Сотников кивнул. Земцов записал. Карпова писала не поднимая головы.
— Какие сведения о Красной армии вы сообщали противнику?
— Никаких. Меня допрашивали дважды. Первый раз при регистрации в лагере, спрашивали имя, звание, часть. Я назвал имя и звание. Часть назвал, потому что она была на документах, которые у меня забрали. Второй раз вызывали по поводу перевода в другой барак, спрашивали, умею ли работать на кухне. Я сказал, что умею чистить картошку. Больше меня не допрашивали. Я рядовой. Я ничего не знал, что можно было бы сообщить.
— Работали ли вы на немцев в лагере?
— На кухне. Чистил картошку. За это давали лишнюю пайку супа.
— Имели ли контакт с формированиями, сотрудничавшими с противником?
— Нет. В нашем лагере таких формирований не было. По крайней мере, я о них не знал.

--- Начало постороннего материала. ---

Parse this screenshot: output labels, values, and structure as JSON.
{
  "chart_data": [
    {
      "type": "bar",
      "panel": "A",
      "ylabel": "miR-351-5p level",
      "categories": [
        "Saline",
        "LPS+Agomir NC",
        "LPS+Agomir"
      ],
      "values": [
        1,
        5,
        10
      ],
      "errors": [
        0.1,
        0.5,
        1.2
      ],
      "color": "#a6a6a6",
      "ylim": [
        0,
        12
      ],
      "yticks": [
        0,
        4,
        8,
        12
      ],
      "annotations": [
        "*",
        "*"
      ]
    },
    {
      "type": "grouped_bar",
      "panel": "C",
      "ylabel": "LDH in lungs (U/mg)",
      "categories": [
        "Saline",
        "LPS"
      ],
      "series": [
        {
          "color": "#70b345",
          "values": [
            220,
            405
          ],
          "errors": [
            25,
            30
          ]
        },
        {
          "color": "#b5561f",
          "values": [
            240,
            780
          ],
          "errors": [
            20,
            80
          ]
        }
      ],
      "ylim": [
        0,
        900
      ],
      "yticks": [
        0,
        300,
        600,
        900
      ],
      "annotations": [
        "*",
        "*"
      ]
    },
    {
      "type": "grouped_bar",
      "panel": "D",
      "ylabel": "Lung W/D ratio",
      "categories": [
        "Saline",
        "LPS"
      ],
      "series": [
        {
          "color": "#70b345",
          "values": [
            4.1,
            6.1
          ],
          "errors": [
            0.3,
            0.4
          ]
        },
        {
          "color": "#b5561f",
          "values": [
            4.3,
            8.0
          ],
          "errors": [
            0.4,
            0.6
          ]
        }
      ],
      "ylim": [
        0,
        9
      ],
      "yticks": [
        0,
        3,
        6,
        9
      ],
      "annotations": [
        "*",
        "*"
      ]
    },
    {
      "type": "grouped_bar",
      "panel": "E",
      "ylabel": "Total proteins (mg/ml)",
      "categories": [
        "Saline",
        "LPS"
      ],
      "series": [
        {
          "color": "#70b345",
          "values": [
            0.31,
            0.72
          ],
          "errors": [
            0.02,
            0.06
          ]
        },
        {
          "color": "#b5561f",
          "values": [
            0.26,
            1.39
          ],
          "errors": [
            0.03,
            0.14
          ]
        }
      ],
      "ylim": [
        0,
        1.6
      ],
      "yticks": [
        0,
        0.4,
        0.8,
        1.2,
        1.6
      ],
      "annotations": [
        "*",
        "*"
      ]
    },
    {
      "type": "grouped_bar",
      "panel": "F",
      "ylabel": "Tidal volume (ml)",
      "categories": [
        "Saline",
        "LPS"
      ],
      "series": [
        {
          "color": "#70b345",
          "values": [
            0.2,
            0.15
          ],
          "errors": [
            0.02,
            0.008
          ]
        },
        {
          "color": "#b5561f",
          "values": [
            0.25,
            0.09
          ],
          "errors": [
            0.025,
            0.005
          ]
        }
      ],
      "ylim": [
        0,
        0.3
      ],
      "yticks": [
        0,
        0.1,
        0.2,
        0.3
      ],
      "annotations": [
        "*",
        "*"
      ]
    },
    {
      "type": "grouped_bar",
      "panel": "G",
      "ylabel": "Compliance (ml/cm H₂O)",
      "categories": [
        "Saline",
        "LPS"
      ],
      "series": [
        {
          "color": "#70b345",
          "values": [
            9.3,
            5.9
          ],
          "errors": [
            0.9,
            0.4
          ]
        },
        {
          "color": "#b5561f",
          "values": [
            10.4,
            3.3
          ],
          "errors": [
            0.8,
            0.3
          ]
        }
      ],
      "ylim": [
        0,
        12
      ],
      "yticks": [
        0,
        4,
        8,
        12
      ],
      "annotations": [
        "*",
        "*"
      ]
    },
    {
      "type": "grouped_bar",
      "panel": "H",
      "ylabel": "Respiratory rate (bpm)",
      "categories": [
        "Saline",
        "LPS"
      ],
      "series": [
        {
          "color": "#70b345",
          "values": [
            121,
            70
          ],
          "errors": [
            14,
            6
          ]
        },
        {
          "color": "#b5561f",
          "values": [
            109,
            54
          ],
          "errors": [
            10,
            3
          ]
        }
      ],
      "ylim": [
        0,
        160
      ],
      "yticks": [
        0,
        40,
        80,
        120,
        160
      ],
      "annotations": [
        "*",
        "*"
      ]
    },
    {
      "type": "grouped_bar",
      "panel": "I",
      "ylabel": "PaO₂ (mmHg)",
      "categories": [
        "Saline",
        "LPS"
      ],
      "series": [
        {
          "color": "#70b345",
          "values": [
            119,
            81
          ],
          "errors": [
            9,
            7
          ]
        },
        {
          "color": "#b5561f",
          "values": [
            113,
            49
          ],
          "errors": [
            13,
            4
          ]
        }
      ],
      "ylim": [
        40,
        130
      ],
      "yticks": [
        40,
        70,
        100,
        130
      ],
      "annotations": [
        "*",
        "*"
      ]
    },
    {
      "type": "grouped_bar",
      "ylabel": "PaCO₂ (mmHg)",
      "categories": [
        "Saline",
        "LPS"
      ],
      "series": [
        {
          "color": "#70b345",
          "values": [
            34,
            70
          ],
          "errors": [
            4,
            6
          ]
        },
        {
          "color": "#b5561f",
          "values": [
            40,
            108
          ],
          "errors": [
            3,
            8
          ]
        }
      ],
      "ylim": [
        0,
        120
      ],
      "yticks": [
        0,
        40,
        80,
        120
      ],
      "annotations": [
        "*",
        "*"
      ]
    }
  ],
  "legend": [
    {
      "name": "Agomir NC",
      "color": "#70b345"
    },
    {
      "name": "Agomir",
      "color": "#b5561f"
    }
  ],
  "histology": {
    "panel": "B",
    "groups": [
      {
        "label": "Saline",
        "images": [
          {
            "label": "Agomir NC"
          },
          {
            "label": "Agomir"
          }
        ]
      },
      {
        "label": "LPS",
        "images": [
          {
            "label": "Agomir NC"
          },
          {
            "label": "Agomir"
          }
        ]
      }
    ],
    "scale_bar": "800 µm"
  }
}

— Предлагали ли вам вступить в какие-либо формирования?
— Нет.
Сотников помолчал. Посмотрел в папку, которая лежала перед ним, и Сёмин увидел, что в папке есть какие-то бумаги, и бумаги эти были, по всей видимости, теми документами, которые Красный Крест передавал вместе с каждым эшелоном, и в них содержались списки, номера, даты, и Сотников сверял то, что говорил Сёмин, с тем, что было в папке, и сверка эта была частью процедуры, и процедура была необходима, потому что среди полутысячи человек в каждом эшелоне были и Сёмины, которые чистили картошку, и Лисицыны, которые делали другое, и отличить одних от других можно было только вопросами, и только терпением, и только временем, которого было тридцать суток по директиве 0047.
— Хорошо, Сёмин. Последний вопрос. Есть ли что-то, что вы хотите добавить к своим показаниям?
Сёмин подумал. И сказал то, чего не готовил, что пришло само, из того места внутри, которое не контролируется умом и не подчиняется страху:
— Я хочу вернуться в часть. Я хочу воевать. Я семь месяцев лежал на нарах и думал о том, что война идёт без меня, и люди гибнут без меня, и я ничего не могу сделать. Я хочу сделать. Пожалуйста.
Сотников посмотрел на него. Земцов перестал писать. Карпова подняла голову и посмотрела тоже, и в её взгляде Сёмин увидел то же, что видел во взгляде Зинаиды Павловны в медкабинете, не жалость, а признание.
— Хорошо, Сёмин. Свободны. Ожидайте решения.
Сёмин встал. Вышел. В коридоре было пусто, следующий ещё не подошёл, и Сёмин стоял один в коридоре, и руки у него были мокрые, и он вытер их о штаны, о немецкие штаны, которые ещё не заменили на советские, и подумал, что сорок минут, которые он провёл за дверью, были самыми длинными сорока минутами после тех двух суток пешего марша в июле, когда он шёл в колонне со связанными руками и не знал, куда ведут.
Лисицына вызвали после обеда. Сёмин видел, как он встал с койки, поправил куртку, пригладил волосы и пошёл вниз, и в его походке было что-то, чего Сёмин раньше не замечал, лёгкость, которая не вязалась ни с лагерем, ни с эшелоном, ни с казармой, как будто Лисицын шёл не на комиссию, а на прогулку, и эта лёгкость теперь, после комиссии, после вопросов, после сорока минут за зелёным сукном, показалась Сёмину не просто странной, а неправильной, потому что человек, которому нечего скрывать, перед комиссией боится, и руки у него мокрые, и в горле сухо, а человек, который не боится, может быть, не боится потому, что знает что-то, чего не знают другие, и знание это даёт ему уверенность, которая выглядит как лёгкость.